嘘みたいだ、トウカの風邪なんて見たこともないし、大怪我を負って動けなくなっていても威勢はいいんだから。いつぞやのドルマゲスの呪いを受けた時だって僕たちの拘束をあっという間に千切ってしまうくらいだったんだから。
それでも……あの杖に突き刺された賢者の子孫たちは揃いも揃って魂を抜かれていたんだから……魂を抜かれずにこの世に留まっているのは奇跡と言ってもいいだろう、けど。そんなの不幸中の幸いなんて言えない。あんなにいつも元気で、元気過ぎで、溌剌としたトウカが目覚めないんだから。
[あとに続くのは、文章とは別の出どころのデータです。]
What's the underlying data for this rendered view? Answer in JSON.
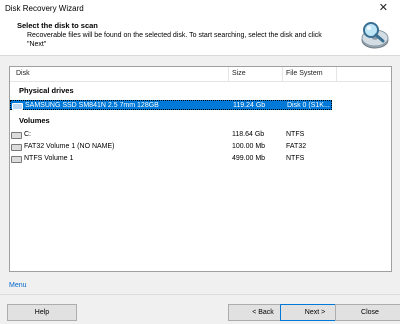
{
  "window": {
    "title": "Disk Recovery Wizard",
    "close_glyph": "✕"
  },
  "header": {
    "title": "Select the disk to scan",
    "description": "Recoverable files will be found on the selected disk. To start searching, select the disk and click \"Next\""
  },
  "columns": {
    "disk": "Disk",
    "size": "Size",
    "fs": "File System"
  },
  "groups": {
    "physical": "Physical drives",
    "volumes": "Volumes"
  },
  "physical_drives": [
    {
      "name": "SAMSUNG SSD SM841N 2.5 7mm 128GB",
      "size": "119.24 Gb",
      "fs": "Disk 0 (S1K..."
    }
  ],
  "volumes": [
    {
      "name": "C:",
      "size": "118.64 Gb",
      "fs": "NTFS"
    },
    {
      "name": "FAT32 Volume 1 (NO NAME)",
      "size": "100.00 Mb",
      "fs": "FAT32"
    },
    {
      "name": "NTFS Volume 1",
      "size": "499.00 Mb",
      "fs": "NTFS"
    }
  ],
  "menu_link": "Menu",
  "buttons": {
    "help": "Help",
    "back": "< Back",
    "next": "Next >",
    "close": "Close"
  },
  "colors": {
    "accent": "#0078d7",
    "link": "#0066cc"
  },
  "icons": {
    "logo": "magnifier-disk-icon",
    "drive": "hard-drive-icon"
  }
}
トウカが何故魂を抜かれることなく一応、死に至らなかったのか。……トウカを治そうと飛んだ不思議な泉であの隠者さんと話し、トウカは賢者の子孫ではないからだろうという仮説は聞けたけど。僕らはそれでは納得はしない。
ドルマゲスに殺されたのはなにも賢者の子孫だけじゃないから。トラペッタとリーザス村を繋ぐ関所の兵士は殺されたんだから。殺そうと思えばいくらでも殺せただろうし、あの大怪我でトウカが生き延びたのは嬉しいことだけど不自然すぎる。
ゼシカ、ヤンガスは死んだことがある。忘れもしないドルマゲスとの激戦で。その時の二人の怪我は……さっきのトウカよりはマシだったように見えるよ。もちろんトウカのほうが体力があったっていうならそれでおしまいだけどね。
でも、忘れそうでほとんど忘れてたんだけど、トウカってHPがすごく低い人なんだ。守備力も防具でカバーしているだけ、魔法耐性については言わずもがな。最近は伸びていて、ゼシカよりはあるかなって感じ。やっぱり女の子だからかな。
どちらにせよ前衛のHPじゃないんだ。あの時のヤンガスの方がよほどHPが高かったはず。なのに生きてた。おかしいよね?トウカは激痛の中、血を吐いても生かされてたってこと?生かすだけ生かしておいて……あんな、腹に杖を突き刺すなんてしておきながら、死なせない。なんて残虐なんだろう。もちろん杖を突き刺して命を奪うことだって最悪には違いないのだけど。
こんな時でも不思議な泉は美しい。木々の間をそよぐ風はこんな状況でも気持ちよくって、清浄だ。ここに連れてこれたら本当はいいんだろうけど……。
水筒に泉の水をなみなみと汲んだ。残念ながら前回、泉の近くに寄るだけで辛そうだったトウカ自身を連れてくるわけにはいかなかったから。ククールと陛下と姫と一緒に隠者さんの家にいる。